Brandon was placed in House 1 with five other men – a decision described by NIRP as “devastating for all the other residents living” there.
A report from an external psychiatrist, dated April 12th, 2011, says: “It is totally inappropriate to allow this man to continue to live with and sexually exploit vulnerable, learning disabled men.
“The fact that relatives of his known victims have not been informed of the episodes of abuse could be interpreted as collusion or complicity if the situation were ever the subject of an investigation.”
On November 16th, 2011 a forensic psychologist advised management that a policy should be formulated “regarding the circumstances in which to inform families”.
In December 2011, Brandon was moved to his own self-contained accommodation with one-to-one care. The abuse reduced dramatically.
“Unfortunately, on 5th September, 2013 he was moved back again to House 1 to live with residents he had previously assaulted.”
Minutes from an October 2013 meeting note that because Brandon was now wheelchair-bound, he was considered less able to abuse.
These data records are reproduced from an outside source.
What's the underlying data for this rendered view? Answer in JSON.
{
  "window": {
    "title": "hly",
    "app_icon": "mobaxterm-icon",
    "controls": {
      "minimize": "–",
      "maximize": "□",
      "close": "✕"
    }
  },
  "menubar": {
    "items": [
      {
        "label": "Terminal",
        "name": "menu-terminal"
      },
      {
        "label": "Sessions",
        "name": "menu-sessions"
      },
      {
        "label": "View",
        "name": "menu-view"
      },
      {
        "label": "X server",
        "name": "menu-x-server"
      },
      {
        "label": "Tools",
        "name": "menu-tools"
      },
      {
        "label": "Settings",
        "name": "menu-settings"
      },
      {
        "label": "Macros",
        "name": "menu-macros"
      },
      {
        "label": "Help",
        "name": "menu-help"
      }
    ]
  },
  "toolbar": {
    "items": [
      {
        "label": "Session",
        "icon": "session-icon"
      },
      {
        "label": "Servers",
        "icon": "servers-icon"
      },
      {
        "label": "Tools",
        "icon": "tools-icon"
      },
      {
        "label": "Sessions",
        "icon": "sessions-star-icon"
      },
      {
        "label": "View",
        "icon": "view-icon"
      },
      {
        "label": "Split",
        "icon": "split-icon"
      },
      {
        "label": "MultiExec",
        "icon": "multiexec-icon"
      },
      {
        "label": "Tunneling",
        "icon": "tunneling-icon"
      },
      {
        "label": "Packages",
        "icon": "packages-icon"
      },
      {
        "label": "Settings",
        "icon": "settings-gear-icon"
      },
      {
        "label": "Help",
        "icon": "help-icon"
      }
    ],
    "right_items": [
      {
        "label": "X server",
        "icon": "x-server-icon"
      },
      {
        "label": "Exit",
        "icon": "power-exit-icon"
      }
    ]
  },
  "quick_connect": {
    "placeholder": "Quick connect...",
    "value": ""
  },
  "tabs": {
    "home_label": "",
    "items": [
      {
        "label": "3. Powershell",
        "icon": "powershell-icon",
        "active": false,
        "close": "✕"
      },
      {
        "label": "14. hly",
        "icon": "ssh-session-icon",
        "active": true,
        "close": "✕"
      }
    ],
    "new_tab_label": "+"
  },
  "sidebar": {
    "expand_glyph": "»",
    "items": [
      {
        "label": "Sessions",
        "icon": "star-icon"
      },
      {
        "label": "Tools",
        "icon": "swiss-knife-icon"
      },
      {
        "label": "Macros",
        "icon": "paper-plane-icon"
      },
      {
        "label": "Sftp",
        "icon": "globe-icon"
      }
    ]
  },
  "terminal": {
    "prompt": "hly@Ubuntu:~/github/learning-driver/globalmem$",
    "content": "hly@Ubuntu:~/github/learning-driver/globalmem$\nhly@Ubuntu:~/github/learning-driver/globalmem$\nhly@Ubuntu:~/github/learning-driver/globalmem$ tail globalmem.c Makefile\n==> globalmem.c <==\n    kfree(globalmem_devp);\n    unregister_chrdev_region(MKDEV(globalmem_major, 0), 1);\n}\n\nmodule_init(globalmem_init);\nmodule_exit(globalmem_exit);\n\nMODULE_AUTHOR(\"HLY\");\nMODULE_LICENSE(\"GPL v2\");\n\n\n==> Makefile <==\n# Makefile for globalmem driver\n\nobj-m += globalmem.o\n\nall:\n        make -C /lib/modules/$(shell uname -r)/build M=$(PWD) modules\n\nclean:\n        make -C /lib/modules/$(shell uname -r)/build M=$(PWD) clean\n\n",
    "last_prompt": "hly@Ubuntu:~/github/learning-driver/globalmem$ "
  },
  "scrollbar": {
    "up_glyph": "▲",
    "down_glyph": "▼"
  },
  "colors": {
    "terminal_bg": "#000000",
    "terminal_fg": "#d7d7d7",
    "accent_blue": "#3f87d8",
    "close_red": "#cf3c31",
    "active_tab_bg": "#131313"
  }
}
The minutes also say that the cost of one-to-one care for Brandon in House 2 meant the service manager “advised it could not continue, hence his move to House 1”.
Brandon was discharged to a nursing home in 2016 and died in 2020. His family were never told about his abusive behaviour.
Local TD
A whistleblower, who had contacted the Health Information and Quality Authority (Hiqa) and Garda between 2011 and 2016 and felt the repeated failings remained unaddressed, approached local Independent TD Thomas Pringle in October 2016.
Mr Pringle describes what he heard as “horrifying” and said he “had to deal with it”. He brought the allegations to the regional HSE area manager in November 2016, and later documentation provided by the whistleblower to then minister for disabilities, Finian McGrath.
Mr McGrath referred the documentation to the HSE national management – a “key intervention”, according to Mr Pringle.
Despite the evidence provided by the whistleblower, families were still not told until after a review, commissioned by the HSE in Donegal in 2016, was completed in November 2018. Nor were Brandon’s victims assessed for trauma.
“This reluctance [to take action] resulted in a less than robust approach to ensuring the ongoing safety and wellbeing of the residents ... for at least two years,” says the NIRP report. “The review team are … concerned that the impact of Brandon’s behaviour on each of the residents … has not been fully understood by those who have responsibility of caring for them.”
When the review did not tally with the whistleblower’s documentation provided to the HSE’s national office, NIRP was commissioned to investigate, says Mr Pringle. “When I first raised this in 2016, I didn’t think we’d still be here five years later trying to get answers for the families.”
The HSE declined to comment on the issue. The NIRP did not respond to requests for comment.
The Garda has sent a file on the case to the Director of Public Prosecutions.